The National Medal of Honor Heritage Center is one step closer in its transformation from a concept to a concrete reality. The Town of Mount Pleasant has joined Charleston County in an effort to help fund a land-side Medal of Honor (MOH) museum that is slated to debut July 4, 2023.
On Tuesday night, Aug. 13, Mount Pleasant Town Council voted 8-0 to initially give $1.2 million to the Heritage Foundation. Councilmember Tom O’Rourke was absent from the vote. Per request, $500,000 will go to the initiation of the Heritage Center’s campaign, $700,000 toward the corpus and then $1.8 million will trickle in afterward. Altogether, the town vowed to pledge $3 million total, which will be dispersed over the next three years.
In the event that the Heritage Center fails, only $2.5 million would be returned to the town. The $500,000 is merely a donation to kick start the museum’s mission and doesn’t pertain to the “museum or your money back” motto.
In May, Charleston County Finance Committee contingently agreed to fund $5 million over the next 10 years or half a million each year in support of the Heritage Center. That promise was reliant on Mount Pleasant funding $3 million and the state of South Carolina contributing $5 million. Now, one of those conditions has been fulfilled.
Prior to council rendering its decision, Finance Committee vice-chair Kathy Landing led off the discussion by recommending that council utilize the $1.2 million the town previously set aside in escrow to fund the road relocation for last year’s museum. Then, the town would come up with the other $1.8 million in installments until 2022.
Councilmember Bob Brimmer initially rejected council’s recommendation and suggested deferment after questioning the committee’s planning and prioritization. Brimmer, who clarified he’s not opposed to the charitable cause, is skeptical of the town’s transparency by the Finance Committee failing to further discuss what future initiatives may be at stake prior to making this contribution.
Aside from whether the town has the financial capability to pledge the $3 million on top of its current bills, Brimmer and Landing were mutually bothered by the fact that Charleston County plans on using $3 million of the county’s accommodation tax (ATAX) dollars to supplement its own pledge. Mount Pleasant annually allocates this money toward projects like town-sponsored sporting events.
Charleston County notified Mount Pleasant’s Finance Committee that they intend on using the ATAX dollars via a last-minute email on Aug. 2 before council committee meetings on Aug. 5, according to Landing. She referred to the unfortunate situation caused by the county’s actions as a “wild card” that may alter the route of funding, but she doesn’t expect it will jeopardize previously-budgeted projects.
“That’s a separate issue from this anyway, but I just want to make sure we know we’re not just going to drop that,” Landing added. “We’re going to have a chat with them about that.”

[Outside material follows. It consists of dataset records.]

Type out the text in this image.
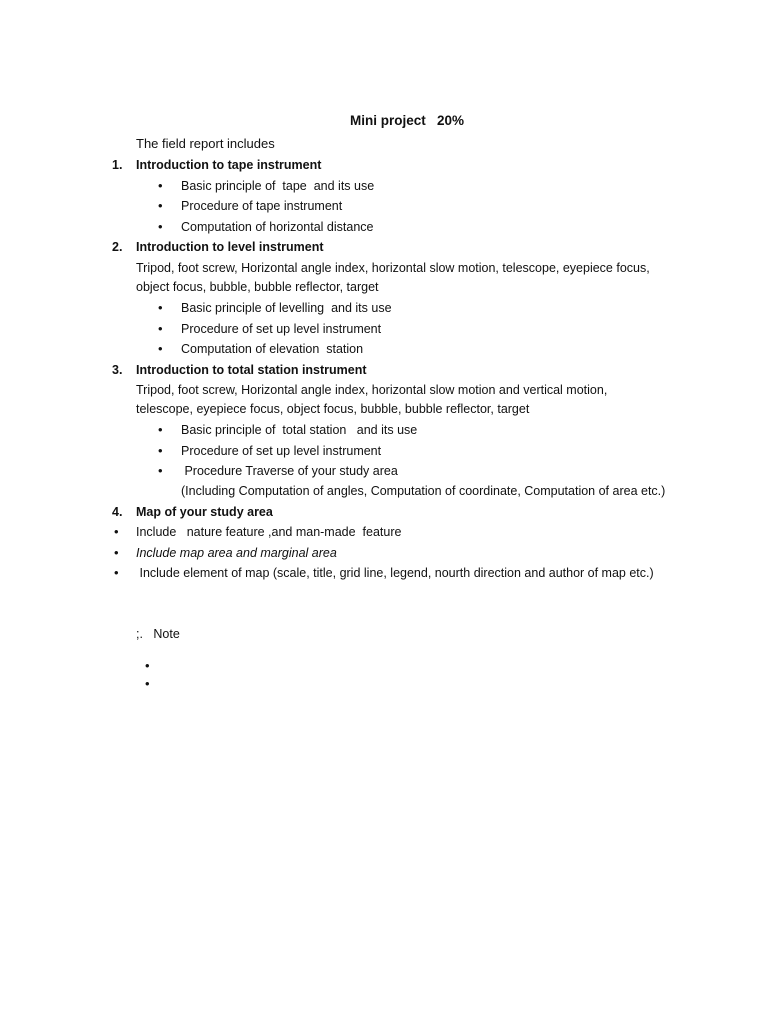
Mini project   20%
The field report includes
1. Introduction to tape instrument
• Basic principle of  tape  and its use
• Procedure of tape instrument
• Computation of horizontal distance
2. Introduction to level instrument
Tripod, foot screw, Horizontal angle index, horizontal slow motion, telescope, eyepiece focus,
object focus, bubble, bubble reflector, target
• Basic principle of levelling  and its use
• Procedure of set up level instrument
• Computation of elevation  station
3. Introduction to total station instrument
Tripod, foot screw, Horizontal angle index, horizontal slow motion and vertical motion,
telescope, eyepiece focus, object focus, bubble, bubble reflector, target
• Basic principle of  total station   and its use
• Procedure of set up level instrument
• Procedure Traverse of your study area
(Including Computation of angles, Computation of coordinate, Computation of area etc.)
4. Map of your study area
• Include   nature feature ,and man-made  feature
• Include map area and marginal area
• Include element of map (scale, title, grid line, legend, nourth direction and author of map etc.)
;.   Note
•
•
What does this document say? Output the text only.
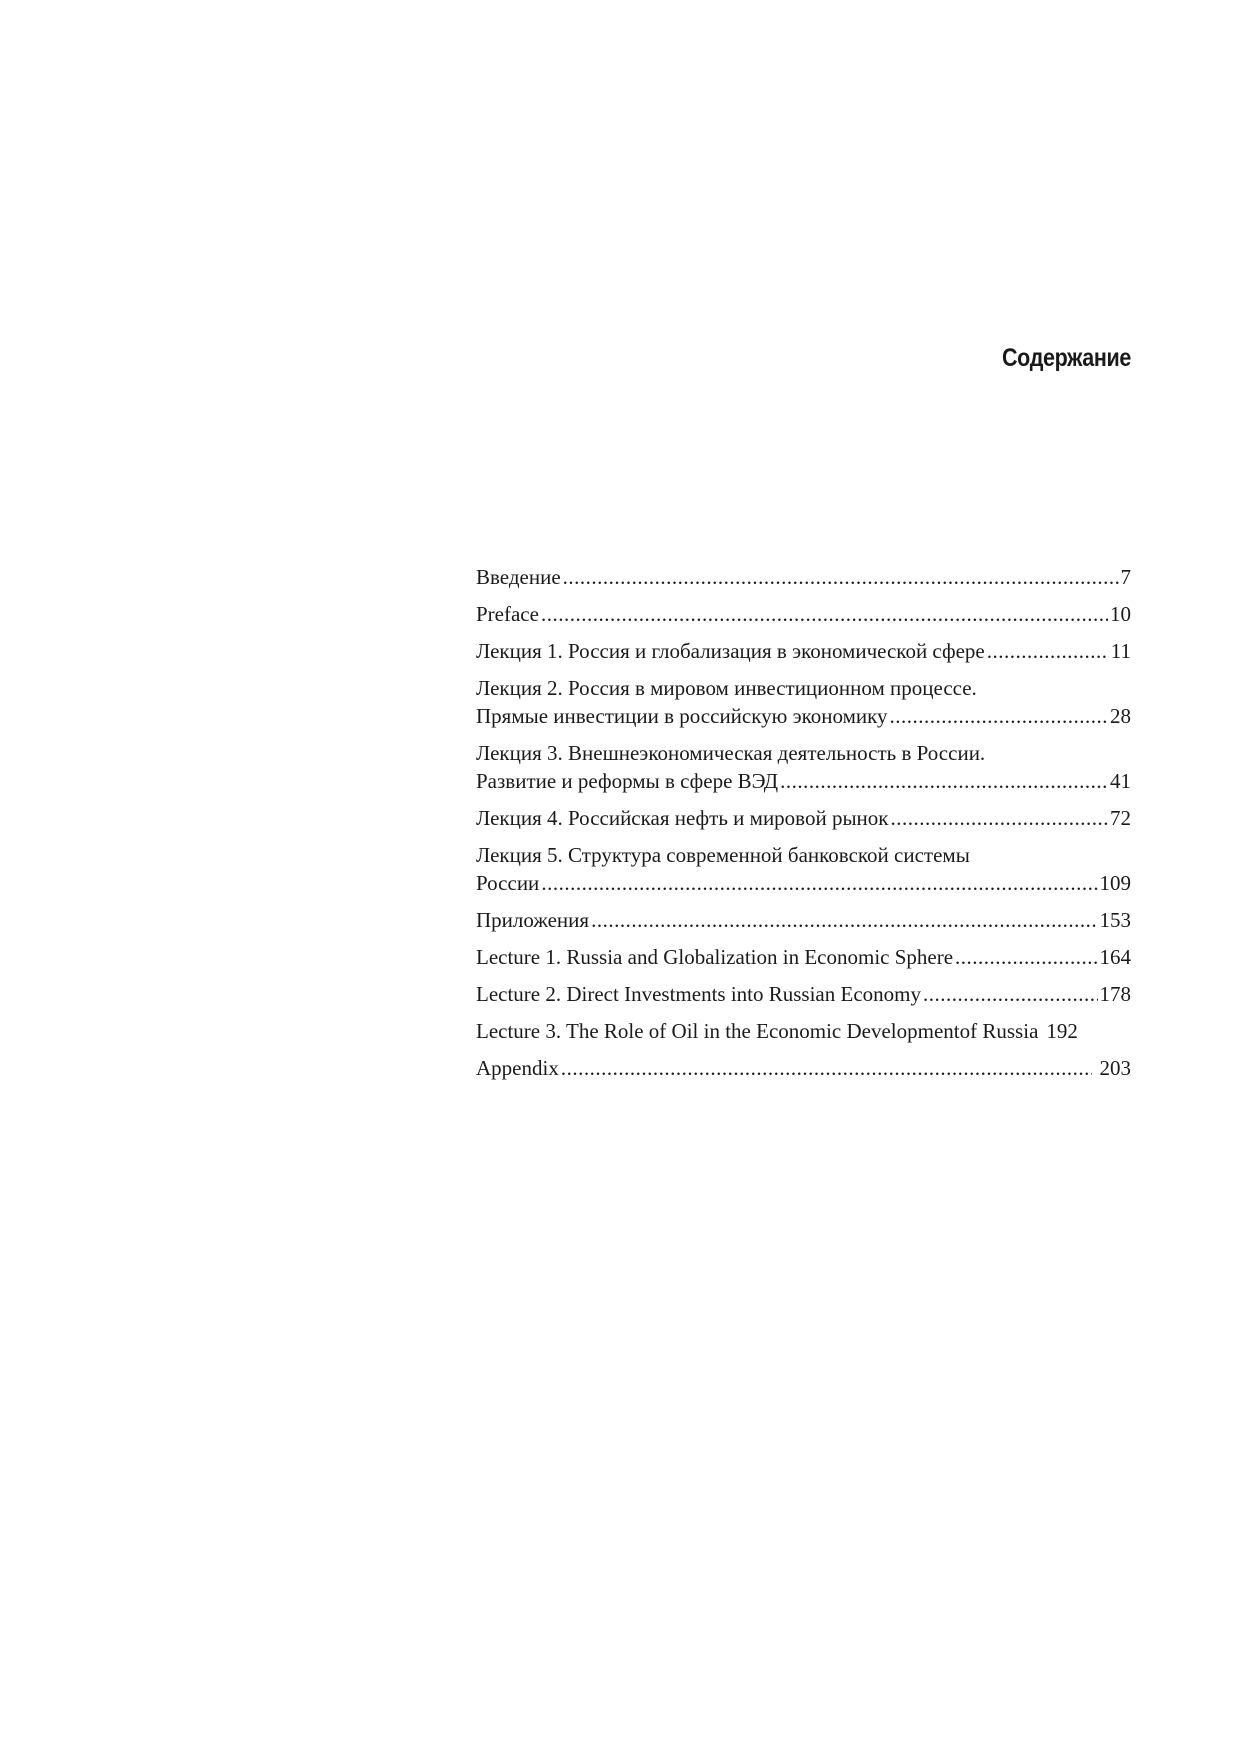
Содержание
Введение .....	7
Preface .....	10
Лекция 1. Россия и глобализация в экономической сфере .....	11
Лекция 2. Россия в мировом инвестиционном процессе.
Прямые инвестиции в российскую экономику .....	28
Лекция 3. Внешнеэкономическая деятельность в России.
Развитие и реформы в сфере ВЭД .....	41
Лекция 4. Российская нефть и мировой рынок .....	72
Лекция 5. Структура современной банковской системы
России .....	109
Приложения .....	153
Lecture 1. Russia and Globalization in Economic Sphere .....	164
Lecture 2. Direct Investments into Russian Economy .....	178
Lecture 3. The Role of Oil in the Economic Developmentof Russia 192
Appendix .....	203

The Heritage Center’s lead organizer and chairman Thomas McQueeney expressed that they’re hoping for an overall sum of $15 million from public constituencies. In which $13 million would come from Charleston County, the state of South Carolina and Mount Pleasant. The other $2 million he hopes will derive from the City of Charleston, North Charleston, the Convention of Visitors Bureau and possibly through pursuing federal-government sources.

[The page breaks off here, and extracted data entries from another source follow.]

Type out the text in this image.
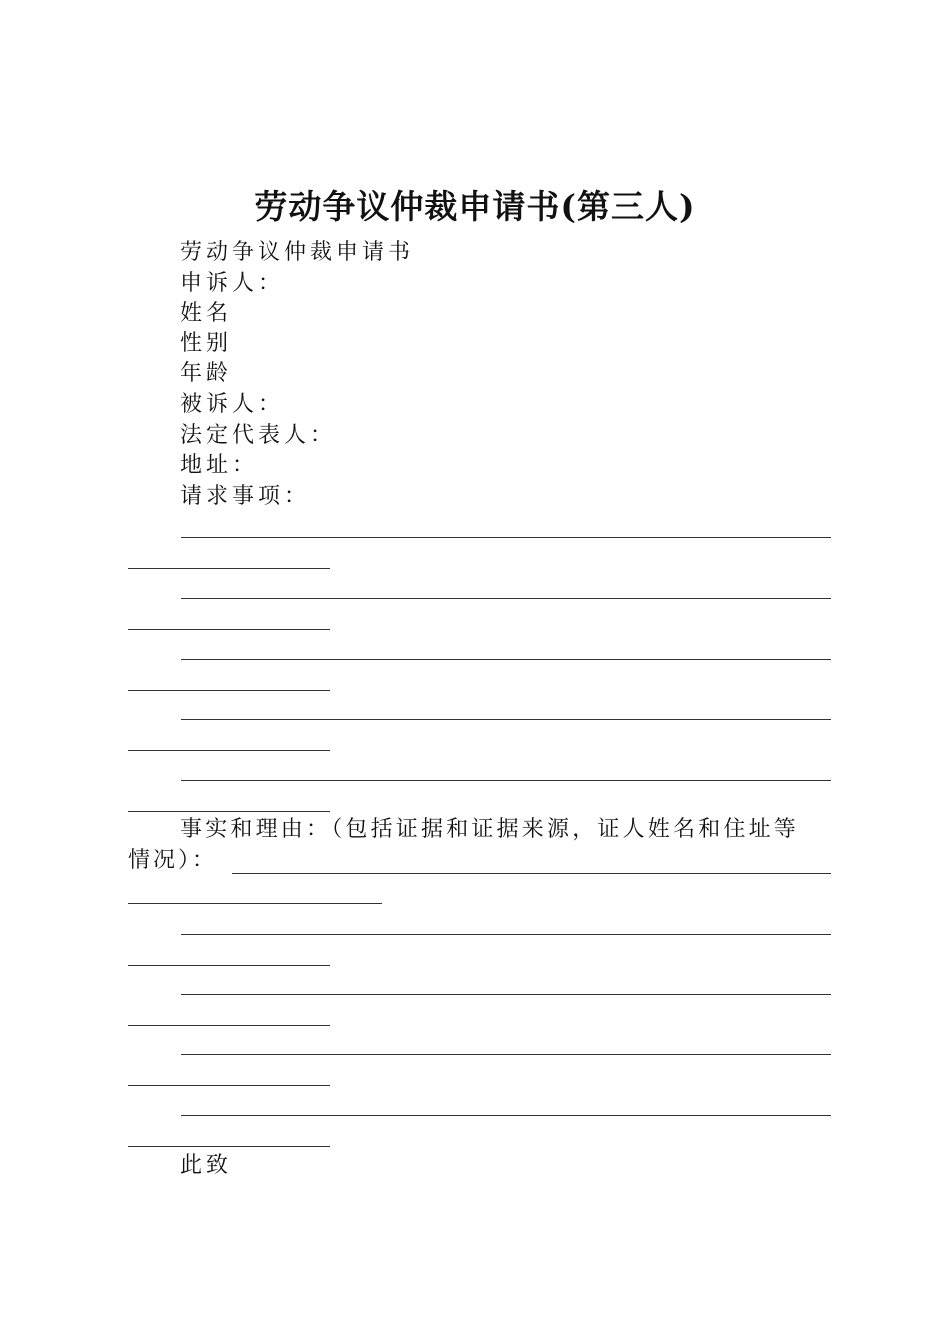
劳动争议仲裁申请书(第三人)
劳动争议仲裁申请书
申诉人：
姓名
性别
年龄
被诉人：
法定代表人：
地址：
请求事项：
事实和理由：（包括证据和证据来源，证人姓名和住址等
情况）：
此致
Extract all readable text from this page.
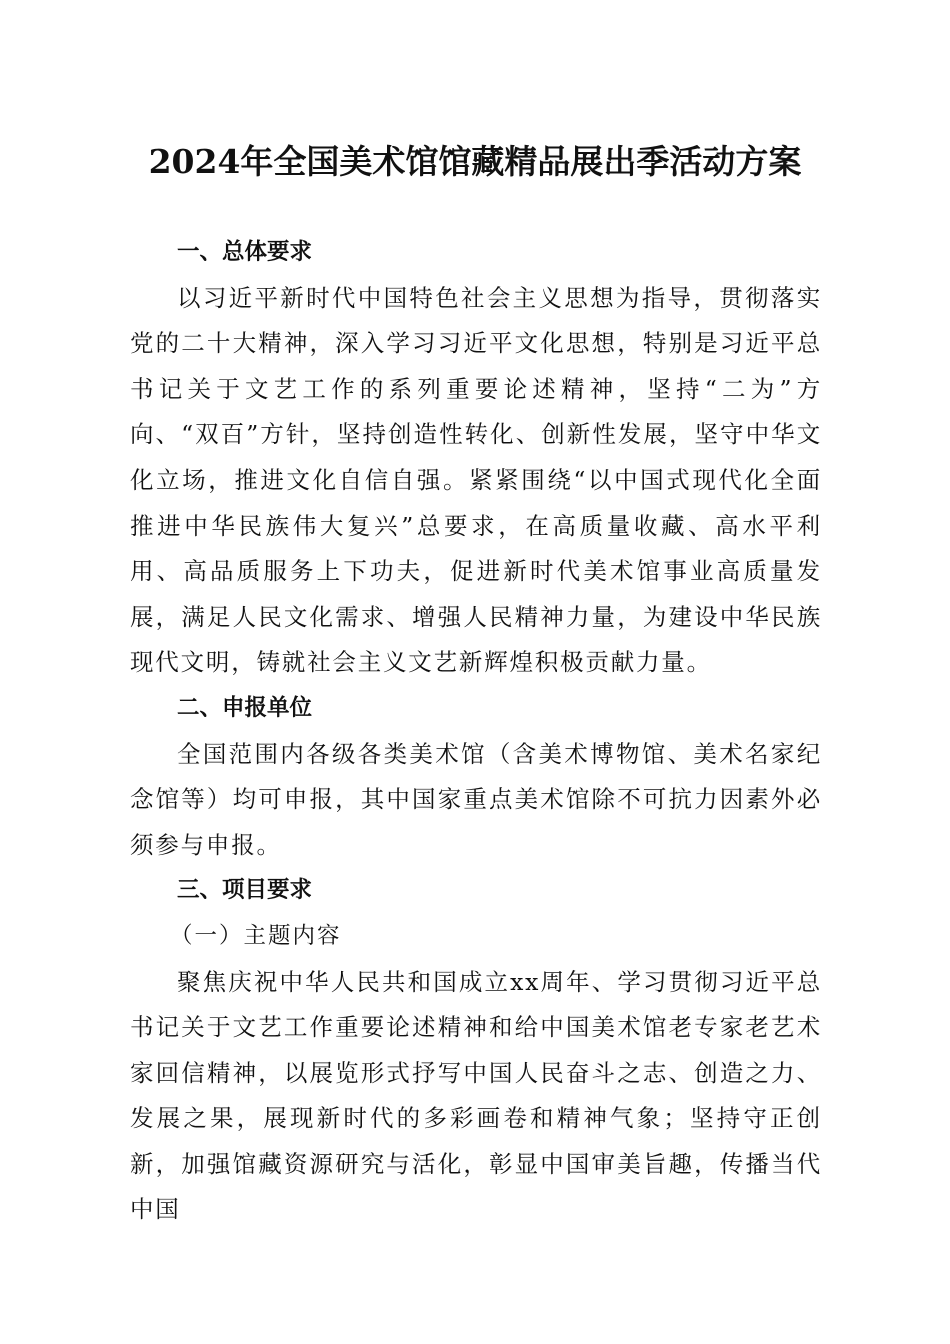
2024年全国美术馆馆藏精品展出季活动方案
一、总体要求

以习近平新时代中国特色社会主义思想为指导，贯彻落实党的二十大精神，深入学习习近平文化思想，特别是习近平总书记关于文艺工作的系列重要论述精神，坚持“二为”方向、“双百”方针，坚持创造性转化、创新性发展，坚守中华文化立场，推进文化自信自强。紧紧围绕“以中国式现代化全面推进中华民族伟大复兴”总要求，在高质量收藏、高水平利用、高品质服务上下功夫，促进新时代美术馆事业高质量发展，满足人民文化需求、增强人民精神力量，为建设中华民族现代文明，铸就社会主义文艺新辉煌积极贡献力量。

二、申报单位

全国范围内各级各类美术馆（含美术博物馆、美术名家纪念馆等）均可申报，其中国家重点美术馆除不可抗力因素外必须参与申报。

三、项目要求
（一）主题内容

聚焦庆祝中华人民共和国成立xx周年、学习贯彻习近平总书记关于文艺工作重要论述精神和给中国美术馆老专家老艺术家回信精神，以展览形式抒写中国人民奋斗之志、创造之力、发展之果，展现新时代的多彩画卷和精神气象；坚持守正创新，加强馆藏资源研究与活化，彰显中国审美旨趣，传播当代中国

“We look at it as a three-part fundraising piece. Public, private and corporate,” McQueeney added.
In regards to the future economic impact of the Heritage Center, McQueeney foresees the museum will generate $85 million annually. He projects an upsurge in visitation that will boost the approximate 300,000 visitors that patronize Patriots Point each year.
“I don’t think there’s going to be a net loss to this community. I think there’s going to be a multiple net gain, prestige wise and economic wise,” said co-leader MOH recipient Maj. Gen. James Livingston. “I don’t think we can talk to what exists today; we need to talk to what exists tomorrow.”
Livingston highlighted how there’s currently 71 MOH recipients alive and when the museum is projected to be open, he suspects there will be less. Time is of the essence but as far as support, he attests that everyone he’s personally encountered is in favor of the museum.
As for the museum’s popularity, Livingston views it not only as a local attraction, but a national and international destination that will help increase tourism on an even grander scale. For Livingston, it all starts with exposing youth to the Heritage Center’s exhibits that will showcase the history and service of the United States’ military.
“Our decision is to move forward because the country and the kids of this country deserve this project,” Livingston continued. “I’m putting this thing in terms of price of opportunity to help our youngsters and I don’t think that number ($3 million) is too big at all.”
Patriots Point Development Authority (PPDA) Board has contacted and instructed the Heritage Center of the next steps needed to fulfill the nonprofit rules in order to secure a future land-side site. McQueeney doubts, if they reach a formal agreement, the museum will engage in a $1-per-year lease with PPDA. He anticipates something more along the lines of a commercial rent percentage to lease the land.